The economy grew briskly last quarter. According to the second estimate by the Bureau of Economic Analysis, gross domestic product increased at a 5.9% annual pace in the fourth quarter of 2009, a bit higher than BEA’s first 5.7% estimate.

As usual, I think the best way to understand this report is to see what sectors contributed the most or least to reported growth:

Almost two-thirds of the growth reflects businesses restocking their shelves and warehouses: inventories accounted for 3.8 percentage points of the overall 5.9% of growth.

Consumer spending grew at a modest 1.7% pace and thus added 1.2 percentage points to overall growth (consumer spending accounts for about 70% of the economy and 70% x 1.7% = 1.2%). That’s down from the previous quarter, when cash-for-clunkers boosted car purchases. Housing investment also slowed, again in the wake of earlier efforts–the tax credit for new home buyers–that had boosted growth in the third quarter.

Business investment in equipment and software showed signs of life, growing at a healthy 18% pace. That added 1.1 percentage points to growth, about half of which was offset by the ongoing decline in business investment in structures.

Government spending fell slightly during the quarter. Stimulus efforts boosted non-defense spending by the federal government, but that increase was more than offset by a decline in defense spending and in state and local spending.

4 thoughts on “The Key Driver of Q4 Growth? Inventories”

  1. Hi Donald-

    With due respect, re: your Blog charts today, my experience in business has been to learn that investing in inventory is one of the greatest forms of taking risk. This should be highlighted, as more, than just stocking their shelves.

    They have the choice of keeping their financial resources in the bank or not extending credit to risk in anticipation of predicted sales or dumping goods, at a possible loss.

    This is a very good sign, actually.

    Did you think this was already understood?

    Because unless you’ve been in such a firm, one might not view the data you presented, in that light.

    My very best,


    1. Professor Marron,

      Could you explain what it means to have exports contributing more to growth than imports detracted? Didn’t the trade imbalance expand from 09Q3 to 09Q4? Is it because the dollar was decreasing at the time? Should we expect that to turn around now that the dollar has grown stronger?

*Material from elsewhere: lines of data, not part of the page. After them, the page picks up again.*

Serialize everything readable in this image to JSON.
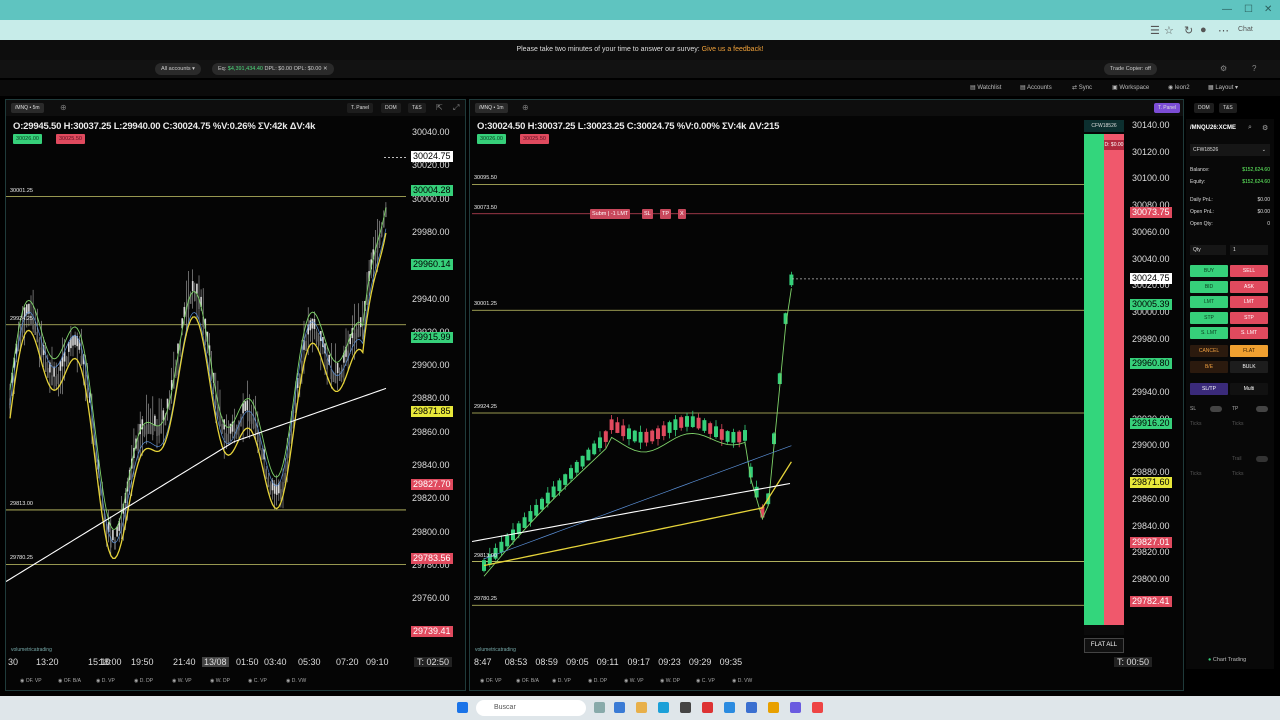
{
  "browser": {
    "chat": "Chat"
  },
  "survey": {
    "text": "Please take two minutes of your time to answer our survey:",
    "link": "Give us a feedback!"
  },
  "toolbar": {
    "accounts": "All accounts",
    "eq_label": "Eq:",
    "eq_value": "$4,391,434.40",
    "dpl": "DPL: $0.00",
    "opl": "OPL: $0.00",
    "trade_copier": "Trade Copier: off"
  },
  "menu": {
    "watchlist": "Watchlist",
    "accounts": "Accounts",
    "sync": "Sync",
    "workspace": "Workspace",
    "user": "leon2",
    "layout": "Layout"
  },
  "left_chart": {
    "symbol": "/MNQ • 5m",
    "btn_tpanel": "T. Panel",
    "btn_dom": "DOM",
    "btn_ts": "T&S",
    "ohlc": "O:29945.50  H:30037.25  L:29940.00  C:30024.75  %V:0.26%  ΣV:42k  ΔV:4k",
    "bid_badge": "30026.00",
    "ask_badge": "30025.50",
    "axis": [
      "30040.00",
      "30020.00",
      "30000.00",
      "29980.00",
      "29960.00",
      "29940.00",
      "29920.00",
      "29900.00",
      "29880.00",
      "29860.00",
      "29840.00",
      "29820.00",
      "29800.00",
      "29780.00",
      "29760.00"
    ],
    "levels": [
      "30001.25",
      "29924.25",
      "29813.00",
      "29780.25"
    ],
    "tags": [
      {
        "v": "30024.75",
        "c": "#ffffff",
        "t": "#000"
      },
      {
        "v": "30004.28",
        "c": "#36d07a",
        "t": "#000"
      },
      {
        "v": "29960.14",
        "c": "#36d07a",
        "t": "#000"
      },
      {
        "v": "29915.99",
        "c": "#36d07a",
        "t": "#000"
      },
      {
        "v": "29871.85",
        "c": "#e8e83a",
        "t": "#000"
      },
      {
        "v": "29827.70",
        "c": "#e04a5e",
        "t": "#fff"
      },
      {
        "v": "29783.56",
        "c": "#e04a5e",
        "t": "#fff"
      },
      {
        "v": "29739.41",
        "c": "#e04a5e",
        "t": "#fff"
      }
    ],
    "times": [
      "30",
      "13:20",
      "15:10",
      "18:00",
      "19:50",
      "21:40",
      "13/08",
      "01:50",
      "03:40",
      "05:30",
      "07:20",
      "09:10"
    ],
    "countdown": "T: 02:50",
    "logo": "volumetricatrading",
    "studies": [
      "OF. VP",
      "OF. B/A",
      "D. VP",
      "D. DP",
      "W. VP",
      "W. DP",
      "C. VP",
      "D. VW"
    ]
  },
  "right_chart": {
    "symbol": "/MNQ • 1m",
    "btn_tpanel": "T. Panel",
    "btn_dom": "DOM",
    "btn_ts": "T&S",
    "ohlc": "O:30024.50  H:30037.25  L:30023.25  C:30024.75  %V:0.00%  ΣV:4k  ΔV:215",
    "bid_badge": "30026.00",
    "ask_badge": "30025.50",
    "axis": [
      "30140.00",
      "30120.00",
      "30100.00",
      "30080.00",
      "30060.00",
      "30040.00",
      "30020.00",
      "30000.00",
      "29980.00",
      "29960.00",
      "29940.00",
      "29920.00",
      "29900.00",
      "29880.00",
      "29860.00",
      "29840.00",
      "29820.00",
      "29800.00"
    ],
    "levels": [
      "30095.50",
      "30073.50",
      "30001.25",
      "29924.25",
      "29813.00",
      "29780.25"
    ],
    "order_tags": [
      "Subm | -1 LMT",
      "SL",
      "TP",
      "X"
    ],
    "tags": [
      {
        "v": "30073.75",
        "c": "#e04a5e",
        "t": "#fff"
      },
      {
        "v": "30024.75",
        "c": "#ffffff",
        "t": "#000"
      },
      {
        "v": "30005.39",
        "c": "#36d07a",
        "t": "#000"
      },
      {
        "v": "29960.80",
        "c": "#36d07a",
        "t": "#000"
      },
      {
        "v": "29916.20",
        "c": "#36d07a",
        "t": "#000"
      },
      {
        "v": "29871.60",
        "c": "#e8e83a",
        "t": "#000"
      },
      {
        "v": "29827.01",
        "c": "#e04a5e",
        "t": "#fff"
      },
      {
        "v": "29782.41",
        "c": "#e04a5e",
        "t": "#fff"
      }
    ],
    "times": [
      "8:47",
      "08:53",
      "08:59",
      "09:05",
      "09:11",
      "09:17",
      "09:23",
      "09:29",
      "09:35"
    ],
    "countdown": "T: 00:50",
    "logo": "volumetricatrading",
    "dom_account": "CFW18526",
    "dom_pnl": "D: $0.00",
    "flat_all": "FLAT ALL",
    "studies": [
      "OF. VP",
      "OF. B/A",
      "D. VP",
      "D. DP",
      "W. VP",
      "W. DP",
      "C. VP",
      "D. VW"
    ]
  },
  "side": {
    "symbol": "/MNQU26:XCME",
    "account": "CFW18526",
    "rows": [
      {
        "k": "Balance:",
        "v": "$152,624.60"
      },
      {
        "k": "Equity:",
        "v": "$152,624.60"
      },
      {
        "k": "Daily PnL:",
        "v": "$0.00"
      },
      {
        "k": "Open PnL:",
        "v": "$0.00"
      },
      {
        "k": "Open Qty:",
        "v": "0"
      }
    ],
    "qty_label": "Qty",
    "qty_value": "1",
    "buttons": [
      [
        "BUY",
        "SELL"
      ],
      [
        "BID",
        "ASK"
      ],
      [
        "LMT",
        "LMT"
      ],
      [
        "STP",
        "STP"
      ],
      [
        "S. LMT",
        "S. LMT"
      ]
    ],
    "cancel": "CANCEL",
    "flat": "FLAT",
    "be": "B/E",
    "bulk": "BULK",
    "sltp": "SL/TP",
    "multi": "Multi",
    "sl": "SL",
    "tp": "TP",
    "ticks": "Ticks",
    "trail": "Trail",
    "footer": "Chart Trading"
  },
  "taskbar": {
    "search": "Buscar"
  }
}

      1. Hi Trevor — That’s a good question. It turns out that the nominal trade balance (i.e., in current dollars) did expand in Q4, as you say. But the real trade balance (i.e., in dollars adjusted for inflation in import and export prices) actually narrowed. That’s what shows up in the GDP data.

        Looking ahead, we face the same set of issues: how will changes in the dollar and other factors affect the real value of exports and imports and how will their prices change.

    2. Hi Jonathan –

      I think most analysts view inventories as a weak source of growth, unless they are reinforced by some signs of life in other aspects of demand. As you say, though, they might be a forward-looking indicator in some cases if firms are stocking up in expectation of upcoming demand. In this case, that would be a sunnier spin than I think most observers have on the data. But, to be honest, I am not sure folks have a good handle on the current evolution of the economy.